Egyptians on segregated Cairo bus
Egyptians on segregated Cairo busIsrael news photo: Flash 90

Egypt has slammed its inclusion by the United States on a list of nations that violate the religious rights of their citizens, found in the Executive Summary of the U.S. State Department's annual International Religious Freedom Report.

A spokesman for Egypt’s Foreign Ministry told reporters on Saturday that no country should give itself the right to act as a monitoring body on other sovereign nations. “Each country can understand its own problems and challenges and work on them efficiently,” the spokesman said in a statement.

Egypt is found on a list of 30 nations where “violations of religious freedom have been noteworthy” in the report’s Executive Summary. 

The United States itself does not appear on the list; according to Secretary of State Hillary Clinton, reports on domestic violations of religious freedom are prepared and issued separately and periodically throughout the year.

Striking was the lack of any mention of the harassment, official and otherwise, visited upon the small Jewish community in Egypt.

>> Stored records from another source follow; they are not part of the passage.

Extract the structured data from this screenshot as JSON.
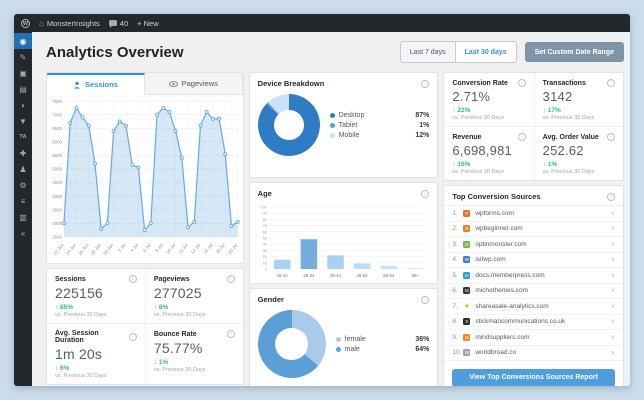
{
  "admin_bar": {
    "logo": "W",
    "site_name": "MonsterInsights",
    "comments_count": "40",
    "new_label": "+ New"
  },
  "sidebar": {
    "items": [
      {
        "name": "dashboard",
        "glyph": "◉",
        "active": true
      },
      {
        "name": "posts",
        "glyph": "✎"
      },
      {
        "name": "media",
        "glyph": "▣"
      },
      {
        "name": "pages",
        "glyph": "▤"
      },
      {
        "name": "comments",
        "glyph": "◗"
      },
      {
        "name": "feedback",
        "glyph": "▼"
      },
      {
        "name": "analytics-ta",
        "glyph": "TA"
      },
      {
        "name": "plugins",
        "glyph": "✚"
      },
      {
        "name": "users",
        "glyph": "♟"
      },
      {
        "name": "tools",
        "glyph": "⚙"
      },
      {
        "name": "settings",
        "glyph": "≡"
      },
      {
        "name": "insights",
        "glyph": "▥"
      },
      {
        "name": "collapse",
        "glyph": "«"
      }
    ]
  },
  "header": {
    "title": "Analytics Overview",
    "range7": "Last 7 days",
    "range30": "Last 30 days",
    "custom_range_label": "Set Custom Date Range"
  },
  "tabs": {
    "sessions": "Sessions",
    "pageviews": "Pageviews"
  },
  "colors": {
    "accent_blue": "#3a8fd0",
    "positive_green": "#35b588",
    "slate_button": "#7e95a7",
    "admin_dark": "#23282d"
  },
  "chart_data": [
    {
      "id": "sessions-over-time",
      "type": "line",
      "title": "Sessions",
      "x": [
        "22 Jun",
        "23 Jun",
        "24 Jun",
        "25 Jun",
        "26 Jun",
        "27 Jun",
        "28 Jun",
        "29 Jun",
        "30 Jun",
        "1 Jul",
        "2 Jul",
        "3 Jul",
        "4 Jul",
        "5 Jul",
        "6 Jul",
        "7 Jul",
        "8 Jul",
        "9 Jul",
        "10 Jul",
        "11 Jul",
        "12 Jul",
        "13 Jul",
        "14 Jul",
        "15 Jul",
        "16 Jul",
        "17 Jul",
        "18 Jul",
        "19 Jul",
        "20 Jul"
      ],
      "values": [
        3000,
        6700,
        7250,
        6900,
        6600,
        5200,
        2800,
        3000,
        6400,
        6750,
        6600,
        5150,
        5050,
        2750,
        3000,
        7000,
        7250,
        7100,
        6400,
        5400,
        2850,
        3050,
        6600,
        7100,
        6850,
        6850,
        5550,
        2900,
        3050
      ],
      "ylim": [
        2500,
        7500
      ],
      "ytick_step": 500,
      "xtick_every": 2,
      "grid": true,
      "line_color": "#68aade",
      "fill_color": "rgba(137,185,229,0.35)",
      "marker_fill": "#ffffff"
    },
    {
      "id": "device-breakdown",
      "type": "pie",
      "title": "Device Breakdown",
      "labels": [
        "Desktop",
        "Tablet",
        "Mobile"
      ],
      "values": [
        87,
        1,
        12
      ],
      "display": [
        "87%",
        "1%",
        "12%"
      ],
      "colors": [
        "#2e7cc3",
        "#56a0dc",
        "#c9e0f5"
      ],
      "legend_position": "right"
    },
    {
      "id": "age",
      "type": "bar",
      "title": "Age",
      "categories": [
        "18-24",
        "25-34",
        "35-44",
        "45-54",
        "55-64",
        "65+"
      ],
      "values": [
        15,
        48,
        22,
        9,
        5,
        2
      ],
      "ylim": [
        0,
        100
      ],
      "ytick_step": 10,
      "grid": true,
      "bar_colors": [
        "#a9d0ee",
        "#74aede",
        "#a9d0ee",
        "#bcdcf3",
        "#c8e2f6",
        "#d4e8f8"
      ]
    },
    {
      "id": "gender",
      "type": "pie",
      "title": "Gender",
      "labels": [
        "female",
        "male"
      ],
      "values": [
        36,
        64
      ],
      "display": [
        "36%",
        "64%"
      ],
      "colors": [
        "#a9cbe9",
        "#5b9fd6"
      ],
      "legend_position": "right"
    }
  ],
  "metrics": {
    "left": [
      {
        "label": "Sessions",
        "value": "225156",
        "change": "↑ 85%",
        "dir": "up",
        "compare": "vs. Previous 30 Days"
      },
      {
        "label": "Pageviews",
        "value": "277025",
        "change": "↑ 8%",
        "dir": "up",
        "compare": "vs. Previous 30 Days"
      },
      {
        "label": "Avg. Session Duration",
        "value": "1m 20s",
        "change": "↑ 6%",
        "dir": "up",
        "compare": "vs. Previous 30 Days"
      },
      {
        "label": "Bounce Rate",
        "value": "75.77%",
        "change": "↓ 1%",
        "dir": "down",
        "compare": "vs. Previous 30 Days"
      }
    ],
    "right": [
      {
        "label": "Conversion Rate",
        "value": "2.71%",
        "change": "↑ 22%",
        "dir": "up",
        "compare": "vs. Previous 30 Days"
      },
      {
        "label": "Transactions",
        "value": "3142",
        "change": "↑ 17%",
        "dir": "up",
        "compare": "vs. Previous 30 Days"
      },
      {
        "label": "Revenue",
        "value": "6,698,981",
        "change": "↑ 16%",
        "dir": "up",
        "compare": "vs. Previous 30 Days"
      },
      {
        "label": "Avg. Order Value",
        "value": "252.62",
        "change": "↑ 1%",
        "dir": "up",
        "compare": "vs. Previous 30 Days"
      }
    ]
  },
  "sources": {
    "title": "Top Conversion Sources",
    "button_label": "View Top Conversions Sources Report",
    "items": [
      {
        "rank": 1,
        "domain": "wpforms.com",
        "icon_glyph": "F",
        "icon_bg": "#e27730",
        "icon_fg": "#ffffff"
      },
      {
        "rank": 2,
        "domain": "wpbeginner.com",
        "icon_glyph": "B",
        "icon_bg": "#f47c20",
        "icon_fg": "#ffffff"
      },
      {
        "rank": 3,
        "domain": "optinmonster.com",
        "icon_glyph": "O",
        "icon_bg": "#7fb63d",
        "icon_fg": "#ffffff"
      },
      {
        "rank": 4,
        "domain": "isitwp.com",
        "icon_glyph": "W",
        "icon_bg": "#3b84c4",
        "icon_fg": "#ffffff"
      },
      {
        "rank": 5,
        "domain": "docs.memberpress.com",
        "icon_glyph": "m",
        "icon_bg": "#2f9fd0",
        "icon_fg": "#ffffff"
      },
      {
        "rank": 6,
        "domain": "michothemes.com",
        "icon_glyph": "M",
        "icon_bg": "#33383d",
        "icon_fg": "#ffffff"
      },
      {
        "rank": 7,
        "domain": "shareasale-analytics.com",
        "icon_glyph": "★",
        "icon_bg": "transparent",
        "icon_fg": "#f0b429"
      },
      {
        "rank": 8,
        "domain": "stickmancommunications.co.uk",
        "icon_glyph": "S",
        "icon_bg": "#2b2f33",
        "icon_fg": "#ffffff"
      },
      {
        "rank": 9,
        "domain": "mindsuppliers.com",
        "icon_glyph": "M",
        "icon_bg": "#ef8a1d",
        "icon_fg": "#ffffff"
      },
      {
        "rank": 10,
        "domain": "worldbroad.co",
        "icon_glyph": "W",
        "icon_bg": "#98a6b0",
        "icon_fg": "#ffffff"
      }
    ]
  }
}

Egypt’s largest Jewish house of worship, downtown Cairo’s Sha’ar HaShamayim synagogue, was targeted by an Arab terrorist in February who attempted to set the building ablaze with an explosive suitcase. Sha’ar HaShamayim is the synagogue in which Israeli diplomats pray when they visit Cairo.

One month later, the Egyptian government announced it would not allow Jews to pray in Cairo’s newly-restored Maimonides Synagogue. The announcement came in retaliation for Israel’s security response to Arab rioting on the Temple Mount.